The recent news that Facebook had been sloppy in the way it handled users’ personal information illustrates the urgent need for fresh perspectives and approaches to be adopted to ensure data security, given the enormous amount of information that is being mined and used by organisations. Dr Owen Schaefer, Mr Markus Labude and Dr Vicki Xafis explain.



The past decade has seen a rapid increase in the amount and variety of data, including personal information, being gathered and linked together. This Big Data, as it is sometimes called, has a variety of potential applications in commerce, policy, education – and particularly in healthcare. Researchers can use Big Data to develop improved diagnostic techniques, screening programmes, personalised therapies and preventative measures. Clinicians can also leverage rich patient data to further tailor treatment plans and recommendations.


But the volume, variety, and linkability of Big Data also exacerbates key ethical challenges in privacy and patient protection. Informed consent has traditionally been the mechanism to ensure individuals have adequate understanding of and control over how their data is being used. However, the sheer amount of Big Data being gathered increasingly makes obtaining consent for each and every use of personal data impracticable.


At the same time, the protective measure of anonymisation is increasingly under strain in the Big Data era. Sensitive personal information, if obtained by the wrong individuals, could lead to discrimination, embarrassment, stigma or other deleterious effects. Anonymisation of personal data is meant to prevent data holders from being able to ascertain the identities of individuals in a given dataset. However, even if direct identifiers such as names and NRIC numbers are stripped out, the richness of Big Data (particularly as diverse datasets are linked together) makes re-identification increasingly possible.

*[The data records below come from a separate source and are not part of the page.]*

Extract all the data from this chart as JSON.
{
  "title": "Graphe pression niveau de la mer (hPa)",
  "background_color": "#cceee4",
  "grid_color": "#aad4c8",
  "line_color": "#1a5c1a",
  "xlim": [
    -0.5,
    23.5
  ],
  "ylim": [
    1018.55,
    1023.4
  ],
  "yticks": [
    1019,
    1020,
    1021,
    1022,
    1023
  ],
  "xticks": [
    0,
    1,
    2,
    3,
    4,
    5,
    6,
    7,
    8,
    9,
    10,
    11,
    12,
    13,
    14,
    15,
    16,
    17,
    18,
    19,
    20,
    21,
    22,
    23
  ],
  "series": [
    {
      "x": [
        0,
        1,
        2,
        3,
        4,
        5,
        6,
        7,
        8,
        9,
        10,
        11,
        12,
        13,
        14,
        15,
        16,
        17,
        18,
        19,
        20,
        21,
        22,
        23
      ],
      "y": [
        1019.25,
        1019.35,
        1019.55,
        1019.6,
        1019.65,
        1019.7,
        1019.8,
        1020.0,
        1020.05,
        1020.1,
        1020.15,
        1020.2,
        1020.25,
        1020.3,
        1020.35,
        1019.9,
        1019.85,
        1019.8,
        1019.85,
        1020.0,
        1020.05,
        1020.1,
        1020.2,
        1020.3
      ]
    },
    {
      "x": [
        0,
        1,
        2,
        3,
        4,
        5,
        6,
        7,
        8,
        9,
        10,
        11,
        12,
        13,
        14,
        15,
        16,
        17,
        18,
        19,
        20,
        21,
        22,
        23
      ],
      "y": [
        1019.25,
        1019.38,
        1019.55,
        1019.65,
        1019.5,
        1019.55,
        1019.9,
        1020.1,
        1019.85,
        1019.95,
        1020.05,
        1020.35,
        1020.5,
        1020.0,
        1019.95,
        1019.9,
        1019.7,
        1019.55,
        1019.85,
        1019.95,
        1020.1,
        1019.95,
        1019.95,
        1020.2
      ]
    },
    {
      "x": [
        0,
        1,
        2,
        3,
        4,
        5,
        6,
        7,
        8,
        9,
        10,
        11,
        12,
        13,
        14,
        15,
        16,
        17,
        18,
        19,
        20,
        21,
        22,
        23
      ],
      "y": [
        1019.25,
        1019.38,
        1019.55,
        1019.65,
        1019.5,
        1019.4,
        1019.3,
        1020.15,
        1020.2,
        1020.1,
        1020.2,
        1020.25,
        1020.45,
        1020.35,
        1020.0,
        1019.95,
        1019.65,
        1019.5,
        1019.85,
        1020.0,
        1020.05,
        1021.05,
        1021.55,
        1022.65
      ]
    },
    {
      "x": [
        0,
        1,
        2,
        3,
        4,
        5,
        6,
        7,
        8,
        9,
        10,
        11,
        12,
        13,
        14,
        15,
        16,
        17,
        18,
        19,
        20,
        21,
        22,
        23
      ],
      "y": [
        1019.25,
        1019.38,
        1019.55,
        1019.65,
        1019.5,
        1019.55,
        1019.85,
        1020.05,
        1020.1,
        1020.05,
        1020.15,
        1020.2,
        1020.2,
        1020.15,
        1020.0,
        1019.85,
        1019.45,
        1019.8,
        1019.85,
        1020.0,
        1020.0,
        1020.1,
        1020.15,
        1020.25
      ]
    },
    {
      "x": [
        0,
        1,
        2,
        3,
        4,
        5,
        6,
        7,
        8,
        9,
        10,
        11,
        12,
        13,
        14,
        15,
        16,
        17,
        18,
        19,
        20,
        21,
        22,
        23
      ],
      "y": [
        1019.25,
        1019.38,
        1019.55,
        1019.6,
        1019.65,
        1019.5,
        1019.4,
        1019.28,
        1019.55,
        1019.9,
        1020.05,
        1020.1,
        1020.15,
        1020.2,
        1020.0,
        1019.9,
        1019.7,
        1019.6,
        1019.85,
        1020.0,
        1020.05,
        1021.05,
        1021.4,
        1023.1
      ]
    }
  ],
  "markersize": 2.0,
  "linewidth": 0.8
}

While these issues are not entirely new to the field of data ethics, the increasingly sophisticated capabilities in Big Data science makes them more pressing and necessitates fresh approaches to patient privacy and data governance. The Science, Health and Policy-relevant Ethics in Singapore (SHAPES) initiative at the Centre for Biomedical Ethics (CBmE) has recently commenced a Big Data ethics project. The project focuses on contexts where Big Data is being used to improve health and healthcare.


Development of an ethics framework

The SHAPES Team has convened a Working Group comprising local and international experts and has tasked it with producing an ethical decision-making framework. An ethical decision-making framework is a tool that we use to help us think through complex issues to arrive at ethically acceptable decisions. Such frameworks are not guidelines and do not provide the answers per se, but they highlight important considerations and ways of thinking about ethical issues.

The Working Group identified substantive and procedural values that relate to the area of Big Data. Substantive values are those used to justify decisions while procedural values are those which govern the decision-making process. Substantive values include, but are not limited to: integrity, privacy, and stewardship. Procedural values include values such as engagement, accountability, and transparency. Identifying the underlying values helps us to think through the ethical issues that arise in a variety of Big Data activities. The framework being developed by the Working Group discusses how these and other relevant values relate to a number of Big Data domains.


One such domain relates to open science and large data repositories. For example, ethical and governance challenges arise in relation to sharing and exploiting data in generalist or community-specific scientific repositories. Such repositories house research products and datasets from a variety of fields in addition to biomedical data and could theoretically be used to generate knowledge in areas previously unimagined.


In considering issues that are prominent in open science, we highlight the interests of the various stakeholders. For example, there is a tension between the need to protect privacy and requirements to openly share data. There are also considerations in relation to ownership and access control of data and the fair attribution of intellectual contributions. The fair distribution of benefits and burdens that arise from the use of openly available data must also be taken into account and deserves special consideration.


Other domains that the framework will examine relate to precision medicine; big data as a source of real world evidence; AI-assisted clinical decision-making; governance in cross-sectorial big data; public-private partnerships; and vulnerabilities and power.


Plans going forward

The SHAPES Big Data project explores these and related issues not as a mere academic exercise: a key goal is also to assist stakeholders such as clinicians, researchers and data governance personnel in making ethically sound decisions on the use of Big Data. Co-chaired by Associate Professor Tai E Shyong (NUHS) and Professor Graeme Laurie (University of Edinburgh), the Working Group will present a draft framework for public consultation by March 2019. During the consultation process, there will perhaps be an opportunity for the NUS medical community to provide feedback on the Big Data Ethics Framework.


The final version of the Ethics Framework will be shared with stakeholders by the end of 2019.


SHAPES is supported by the Singapore Ministry of Health’s National Medical Research Council.